Thirty six FTSE 100 companies have already reached the target of a quarter of the board being women, and a further 19 have between 20% and 25% of women on their boards. Two – Diageo and Capita – are setting the pace with 44.4% female representation, while newcomer Royal Mail is showing more established FTSE 100 companies the way with 36.4%.
The annual Cranfield research, which is produced by centre director Professor Susan Vinnicombe, reveals that over the past year, the number of women FTSE 100 board members has risen to 205 or 20.7% of the total (up from 17.3%).
Together they hold 231 directorships on all but two of the 100 boards. Only Glencore Xstrata and Antofagasta are left with all-male boards.
This represents a huge shift from three years ago when Lord Davies challenged the UK’s top companies to recognise the benefits of gender equality in the boardroom and appoint women to at least 25% of boardroom positions by 2015. In 2011 just one in five of the FTSE 100 boards were all male.
The number of women on FTSE 250 boards is also increasing rapidly. Those figures have doubled to 15.6% since 2011 (7.8%).
Vinnicombe says that it is encouraging to see the figures moving in the right direction. However, she is disappointed that, despite there being “a wealth of candidates”, many of the appointments are to non-executive roles, rather than to executive positions.
In the last year there were 52 new female appointments to FTSE 100 boards (27% of all appointments) but only five were as executive directors.
Throughout all FTSE 100 and 250 companies, women occupied 826 non-executive (NED) positions – the highest ever – and 291 executive positions – the lowest ever.
“These figures show that the likelihood of women being appointed to executive director positions is decreasing,” Vinnicombe says. “Therefore while it is important to meet the 25% target, we need sustainable change that will ensure diversity on our boards in executive positions as well as NED roles.”

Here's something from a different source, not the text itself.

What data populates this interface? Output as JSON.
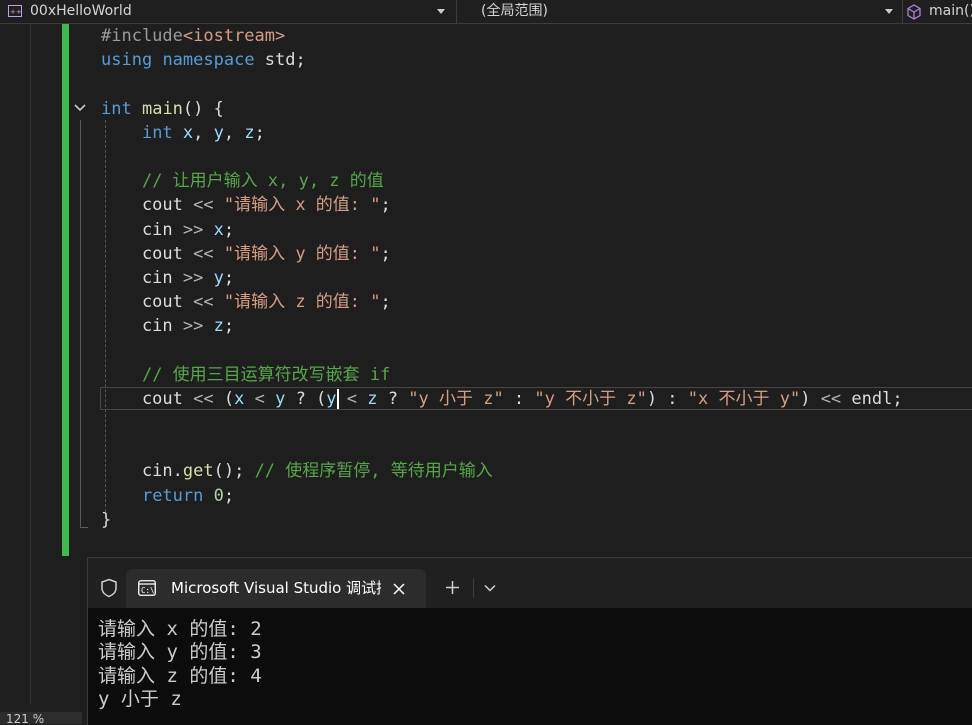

Report co-author and visiting fellow Elena Doldor thinks that closing the gap at executive level will require companies to invest much more effort in developing the pipeline of female talent.

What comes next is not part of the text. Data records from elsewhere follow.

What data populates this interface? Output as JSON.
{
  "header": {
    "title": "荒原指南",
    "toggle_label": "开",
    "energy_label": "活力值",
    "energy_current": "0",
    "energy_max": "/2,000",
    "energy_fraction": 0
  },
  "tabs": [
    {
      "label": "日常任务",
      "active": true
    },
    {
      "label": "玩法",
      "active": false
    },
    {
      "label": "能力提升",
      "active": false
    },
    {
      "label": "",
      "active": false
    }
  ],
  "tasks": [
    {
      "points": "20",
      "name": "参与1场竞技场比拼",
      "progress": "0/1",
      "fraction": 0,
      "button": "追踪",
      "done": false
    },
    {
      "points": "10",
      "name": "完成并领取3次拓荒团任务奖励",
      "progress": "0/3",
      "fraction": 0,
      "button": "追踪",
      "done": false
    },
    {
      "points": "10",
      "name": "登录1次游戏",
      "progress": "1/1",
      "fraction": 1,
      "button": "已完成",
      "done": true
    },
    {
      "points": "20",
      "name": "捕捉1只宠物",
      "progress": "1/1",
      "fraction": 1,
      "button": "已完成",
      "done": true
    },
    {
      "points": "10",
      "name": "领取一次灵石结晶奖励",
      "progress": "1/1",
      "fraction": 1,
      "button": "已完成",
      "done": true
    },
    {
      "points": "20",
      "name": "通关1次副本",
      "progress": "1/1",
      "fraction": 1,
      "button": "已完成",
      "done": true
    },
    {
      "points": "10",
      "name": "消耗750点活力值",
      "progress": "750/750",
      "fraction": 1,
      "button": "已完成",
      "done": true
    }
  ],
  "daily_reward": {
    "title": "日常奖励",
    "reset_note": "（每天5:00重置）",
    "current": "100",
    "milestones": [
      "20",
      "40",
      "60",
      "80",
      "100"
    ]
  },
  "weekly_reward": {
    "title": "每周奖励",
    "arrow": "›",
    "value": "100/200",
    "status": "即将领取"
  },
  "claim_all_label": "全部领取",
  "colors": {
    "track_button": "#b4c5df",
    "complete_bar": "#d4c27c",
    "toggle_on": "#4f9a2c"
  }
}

“Effective talent management will only happen if leaders and managers are held accountable for supporting women’s careers by introducing performance targets related to developing female talent and linking them to remuneration.
“Organisations should also ensure that women have not only mentors, but also sponsors, who advocate for them and pave the way to career-enhancing opportunities. We want all FTSE companies to ask themselves are talented women within their organisation able to get to the top and around the boardroom table? If not, they must review their talent management processes to enable this.”

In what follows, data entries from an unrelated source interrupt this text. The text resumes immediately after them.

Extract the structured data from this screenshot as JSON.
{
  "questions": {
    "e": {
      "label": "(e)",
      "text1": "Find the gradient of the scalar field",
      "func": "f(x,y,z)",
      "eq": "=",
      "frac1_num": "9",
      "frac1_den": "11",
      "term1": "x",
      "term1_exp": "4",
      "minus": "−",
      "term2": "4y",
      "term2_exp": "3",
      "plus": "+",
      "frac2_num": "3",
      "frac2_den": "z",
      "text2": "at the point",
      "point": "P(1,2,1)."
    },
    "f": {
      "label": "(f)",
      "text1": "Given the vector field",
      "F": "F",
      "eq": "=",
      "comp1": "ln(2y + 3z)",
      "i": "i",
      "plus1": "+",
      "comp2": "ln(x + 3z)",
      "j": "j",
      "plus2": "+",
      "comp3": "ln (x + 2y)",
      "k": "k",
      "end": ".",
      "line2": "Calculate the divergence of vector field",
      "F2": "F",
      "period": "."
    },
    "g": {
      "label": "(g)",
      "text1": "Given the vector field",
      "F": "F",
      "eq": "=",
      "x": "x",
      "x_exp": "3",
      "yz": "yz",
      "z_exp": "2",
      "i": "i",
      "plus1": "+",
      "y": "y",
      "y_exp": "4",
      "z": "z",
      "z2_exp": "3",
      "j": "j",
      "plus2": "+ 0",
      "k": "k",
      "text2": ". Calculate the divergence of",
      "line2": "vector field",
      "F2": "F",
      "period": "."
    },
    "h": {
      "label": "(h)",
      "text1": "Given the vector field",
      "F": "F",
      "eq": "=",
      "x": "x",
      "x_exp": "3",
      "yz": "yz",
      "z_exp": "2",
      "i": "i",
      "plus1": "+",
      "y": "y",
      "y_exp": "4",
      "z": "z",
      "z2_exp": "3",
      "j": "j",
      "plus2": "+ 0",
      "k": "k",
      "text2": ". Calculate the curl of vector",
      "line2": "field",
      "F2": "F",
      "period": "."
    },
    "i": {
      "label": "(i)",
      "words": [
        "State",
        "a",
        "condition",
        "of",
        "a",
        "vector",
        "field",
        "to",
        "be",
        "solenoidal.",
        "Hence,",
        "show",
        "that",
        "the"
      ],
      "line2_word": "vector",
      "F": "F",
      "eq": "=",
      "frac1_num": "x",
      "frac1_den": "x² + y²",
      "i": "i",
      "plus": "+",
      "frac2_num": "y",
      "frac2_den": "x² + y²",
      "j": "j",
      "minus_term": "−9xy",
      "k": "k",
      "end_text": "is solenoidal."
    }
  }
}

The report recommends a number of strategies for companies to adopt to achieve the cultural change that will see many more talented women reach the top.
Chairmen and executive search firms should consider women from outside the corporate sector, it suggests, while FTSE companies should review the size of their boards, increase the number of positions to 11 (if fewer than that) and aim to appoint women to the new seats.
Chairmen should review the tenure of their non-execs, it suggests. Currently there are 82 on FTSE 100 boards (all men) who have held their seat for over nine years, which contravenes the Higgs Corporate Governance Guidelines.
Finally, it wants FTSE companies to increase the number of women at senior executive level, since this provides a direct pipeline to the board.
This last is really important, said Estelle James, director at recruitment firm Robert Half. “It should always be the best person for the job – but offering the right career path and development opportunities coupled with more flexible working options will result in a larger pool of women ready to take their rightful seat at the boardroom table.
“We only have three female chief executives in the FTSE 100, so seeing more in the next few years should be a priority.”
PwC’s executive board member and head of people Gaenor Bagley agreed. "This is about companies challenging the norm, measuring women against their own goals rather than enforced stereotype and asking why more women aren’t coming through to promotion," she said.
“Only through closer monitoring and challenging of gender differences at every stage of careers will companies understand what changes they need to make to bring about sustained change.”
The success of the voluntary approach is all the more important because the European Union is planning to introduce quotas to force boardrooms to have 40% women, something that is widely regarded as an unattractive option in the UK. As Lord Davies points out, “The rate of change that we have seen at the heart of our biggest companies over the last three years has been impressive.
“The voluntary approach is working and companies have got the message that better balanced boards bring real business benefits. We are finally seeing a culture change take place at the heart of British business.
“However, the eyes of the world are on us as we enter the home straight. They are judging us as to whether the voluntary approach, rather than regulation, will work – we need to now prove we can do this on our own.”